We (@patdavid, @darix, and myself) are firm believers in the community and in people helping other people to achieve their vision. That’s why pixls.us was started in the first place, to give people a place to gather and discuss the things that we’re all into in a single space. Together, we’re better than we are by ourselves. I think we’ve proven that over and over.
Lately we’ve been seeing more and more answers along the lines of “ said …”. We don’t generally see the merit or use of posts like these. AI answers and tools are all over the place now and if the original poster wanted an AI answer, they’re encouraged to find those answers for themselves. In fact, it is hard not to find AI answers, even if you don’t want them.
It is also OK not to know something. There are plenty things I don’t know and I come here ever single day, multiple times a day, to learn from the other talented and knowledgeable people that are kind enough to share that knowledge with me and others. I hope some of my answers are helpful too. We are, after all, people helping other people.
Sounds reasonable. But I don’t understand the description of AI answers as "being along the lines of ``said …‘’. Is this a construction frequently used by Chatbots or something?
“In case anyone here is still under the delusion that asking an AI about facts is a good idea”
If you can evaluate it… Here is an AI-rendered discussion of a physics paper by a friend and his student, apparently accurate. I don’t think humans could put this over any better, especially in the two minutes it likely took to generate 13 minutes of dialog. (The paper has gotten 4 citations, so less whelming than as-sold here, for now.)
It is well known at this point that LLMs are great at generating content (text, but also audio and images). The problem is that they generate content by rehashing existing content, without any understanding, just relying on statistical properties of said content. This can work fine if you have a lot of good quality content, but still, there is nothing that guarantees that the outcome makes sense; and truly novel stuff is unlikely to result from the process.
By imitating the style of a seemingly educated person (flawless grammar, extensive vocabulary, also having field-specific terminology perfectly under control), ML-generated texts give the impression of understanding what they are talking about, just because for humans these traits correlate.
The issue of treating LLMs like people seems resolved to the point where these seem like stock defenses to ignore the benefits in training and using the soulless math mechanism for an intelligent, creative person … is it so-unrelated to the math of color transforms?
My limited experience with using my own data and tiny models made me feel barf-ish because it figured my taste out so well, just using histograms to represent photos:
Nowadays I use imagenet model vectors with histograms (aka bunches of numbers that describe my own photos), and get ~90% accuracy in predicting interesting unseen pairs. I can rank photos by pairability. In the end, eye tracking cues might trigger dynamic crops and color edits for viewers unborn.

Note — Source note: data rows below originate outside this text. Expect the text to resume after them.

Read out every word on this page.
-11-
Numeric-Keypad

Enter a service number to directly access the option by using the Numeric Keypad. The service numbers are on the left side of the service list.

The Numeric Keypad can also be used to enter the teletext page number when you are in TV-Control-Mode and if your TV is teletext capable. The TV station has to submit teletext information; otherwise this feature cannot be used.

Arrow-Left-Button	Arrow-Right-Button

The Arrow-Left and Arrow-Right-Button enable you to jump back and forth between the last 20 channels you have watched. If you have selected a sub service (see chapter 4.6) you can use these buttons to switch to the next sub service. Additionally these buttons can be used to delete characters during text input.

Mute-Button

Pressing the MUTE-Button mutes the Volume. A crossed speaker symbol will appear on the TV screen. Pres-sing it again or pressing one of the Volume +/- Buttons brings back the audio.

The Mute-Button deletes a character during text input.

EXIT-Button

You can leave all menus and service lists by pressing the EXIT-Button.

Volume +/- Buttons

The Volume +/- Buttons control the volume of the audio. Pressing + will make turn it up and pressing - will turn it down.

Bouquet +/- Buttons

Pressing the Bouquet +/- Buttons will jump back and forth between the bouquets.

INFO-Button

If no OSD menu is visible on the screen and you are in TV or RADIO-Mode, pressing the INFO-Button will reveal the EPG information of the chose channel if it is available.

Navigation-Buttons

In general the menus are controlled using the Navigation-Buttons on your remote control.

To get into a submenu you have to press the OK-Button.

The imagenet vectors make an ideal ground for debate about the ‘meaning’ of AI. Visually they are abstract scrambles that the final layers of a given model can translate to identify what is in the photo, the per-photo vector data being much bigger than the photo itself. If a photo’s imagenet vectors are close to another’s, the photos will be similar, which effect degrades interestingly as I reduce the 7x7 blocks of 512 numbers to two numbers per photo by averaging and folding. Meaning has been extracted and it’s intoxicating to manipulate it, no need to posit that it needs our own autonomy to be ‘real’.
(My prediction is that once an advanced AI can control the battlefield, its reach will go back up the supply chain.)
you can discuss the potential use of AI/ML/LLM in a different thread. our stance on answers from those tools stands.
we have seen the answers provided here and in other places and the quality was subpar. and yes those tools starting to learn on their own garbage output will just make it worse. Plus all the other problems with ignoring copyright and so on.
You should read the article I linked, because that has nothing to do with the issue here. What we’re talking about is not asking AI to summarise the physics paper (which they do seem to be reasonably competent at), but have it write it in the first place. As the article explains, you would get something that seems plausible, but could well be full of nonsense. And unless “you can evaluate it…” you would have no way of knowing, taking it to be “apparently accurate”. I hope you weren’t planning to build a rocket or something based on that paper…
I keep reading this claim in anti-AI posts, but it is not my experience. In ChatGPT 3.5, it made mistake. I responded by correcting that mistake. It responded with ‘you’re right’ and gave information including much of my correctional text.
But when I asked it exactly the same question again, it repeated the original mistake.